Più lavoro, meno Soviet

Di Degli Occhi Alessandro
12 Giugno 2003
Art. 18. In nome del “tanto peggio, tanto meglio” va in scena (al costo di mille miliardi) un referendum contro l’occupazione. Non caschiamoci, tutti al mare

“Un sì per la democrazia”. Con questo slogan “altisonante” verdi, rifondatori comunisti e Cgil chiedono un voto per estendere l’art.18 dello statuto dei lavoratori anche alle aziende con meno di 16 dipendenti.

Il referendum dei demagoghi (ben occupati)
«Chi racconta che oggi in Italia ci sia una libertà indiscriminata di licenziamento o che si spinga sempre di più verso il licenziamento facile fa della demagogia a buon mercato» ci dice Enzo Peserico, consulente del lavoro. «Tantomeno è vero che in termini di diritti il nostro ordinamento preveda lavoratori dipendenti di serie A e di serie B. Oggi i lavoratori dipendenti godono degli stessi diritti e non possono essere licenziati senza giusta causa o giustificato motivo». Ma allora dove sarebbero questi fantomatici diritti in pericolo? La questione è un’altra, spiegano gli esperti: la differenza di trattamento non sta nei diritti (uguali per tutti), bensì nelle tutele previste per il lavoratore ingiustamente licenziato.
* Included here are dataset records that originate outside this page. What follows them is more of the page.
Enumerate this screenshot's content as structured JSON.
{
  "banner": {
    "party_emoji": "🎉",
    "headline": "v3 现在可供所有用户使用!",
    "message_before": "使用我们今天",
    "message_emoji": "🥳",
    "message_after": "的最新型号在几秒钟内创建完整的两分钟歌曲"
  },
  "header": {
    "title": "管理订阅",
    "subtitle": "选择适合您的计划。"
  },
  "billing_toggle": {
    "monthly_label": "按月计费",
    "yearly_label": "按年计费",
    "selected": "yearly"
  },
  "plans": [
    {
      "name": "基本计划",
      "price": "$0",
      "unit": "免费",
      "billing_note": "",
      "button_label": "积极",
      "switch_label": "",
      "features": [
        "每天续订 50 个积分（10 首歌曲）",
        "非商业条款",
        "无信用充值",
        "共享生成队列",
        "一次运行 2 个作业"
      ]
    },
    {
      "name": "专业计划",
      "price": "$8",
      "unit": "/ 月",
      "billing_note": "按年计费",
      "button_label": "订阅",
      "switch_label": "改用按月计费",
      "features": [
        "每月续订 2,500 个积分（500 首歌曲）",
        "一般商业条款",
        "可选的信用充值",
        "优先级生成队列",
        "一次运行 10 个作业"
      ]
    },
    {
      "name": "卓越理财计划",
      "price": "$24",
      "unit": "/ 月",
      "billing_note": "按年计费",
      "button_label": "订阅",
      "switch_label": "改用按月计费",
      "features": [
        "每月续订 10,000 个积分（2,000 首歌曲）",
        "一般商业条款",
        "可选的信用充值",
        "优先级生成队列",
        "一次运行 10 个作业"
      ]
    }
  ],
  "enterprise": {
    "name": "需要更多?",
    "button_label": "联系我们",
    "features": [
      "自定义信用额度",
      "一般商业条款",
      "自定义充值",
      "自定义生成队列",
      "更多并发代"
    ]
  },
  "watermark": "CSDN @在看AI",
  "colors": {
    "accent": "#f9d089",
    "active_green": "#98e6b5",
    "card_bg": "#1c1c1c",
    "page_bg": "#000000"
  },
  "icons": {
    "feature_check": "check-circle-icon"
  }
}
Oggi nelle aziende con più di 15 dipendenti nel caso di licenziamento senza giusta causa o giustificato motivo il giudice annulla il licenziamento e ordina al datore di lavoro di reintegrare il dipendente (secondo l’articolo 18) nel posto che gli spetta. Ciò significa che l’azienda, oltre a reinserire il lavoratore, deve corrispondergli gli stipendi maturati per tutto il tempo in cui è durato il contenzioso e visto che le cause di lavoro in Italia possono durare anche dai 4 ai 7 anni ne consegue che l’impegno economico non è affatto trascurabile.

Come far fallire l’azienda-Italia
Cosa succede invece nelle aziende con meno di 16 dipendenti a cui Bertinotti e compagni vorrebbero estendere l’articolo 18? Nel caso di licenziamento senza giusta causa o giustificato motivo anche qui interviene il giudice a tutela del lavoratore. L’azienda però, in questo caso, non è obbligata al reintegro del dipendente, ma è condannta a risarcire il lavoratore con un esborso in denaro che può andare dai 2 mesi e mezzo di stipendio fino a 14 mensilità. La difesa da un ingiusto licenziamento vale dunque per entrambi i tipi di lavoratori. Perché allora questa diversità nella tutela? Per non condannare a morte la piccola impresa con meno di 16 dipendenti, che se dovesse reintegrare obbligatoriamente dipendenti licenziati ingiustamente dovrebbe sobbarcarsi oneri economici che le consiglierebbero di non assumere più lavoratori a tempo indeterminato, di scivolare verso forme di lavoro nero e, nel peggiore dei casi, di chiudere l’attività. Il che significherebbe una perdita secca per il tessuto economico nazionale e meno lavoro per tutti. Il tutto a fronte di una “vittoria di Pirro” del dipendente tutelato: prima reintegrato e pagato, ma poi (di nuovo) licenziato per la chiusura dell’azienda. Votare sì al referendum del 15 giugno significa quindi non affermare uguali diritti per tutti i lavoratori licenziati ingiustamente (che già la legge tutela), bensì chiedere un risarcimento uguale per tutti. Ovvero, affermare un principio astratto senza tenere conto della realtà delle piccole imprese, delle loro dimensioni economico-finanziarie e delle loro possibilità di crescita. Si tratta di una posizione ideologica. Invece di osservare la realtà e di capirne i problemi si cerca di calare sulla realtà stessa uno schema pensato a tavolino che nella pratica produce difficoltà e disoccupazione.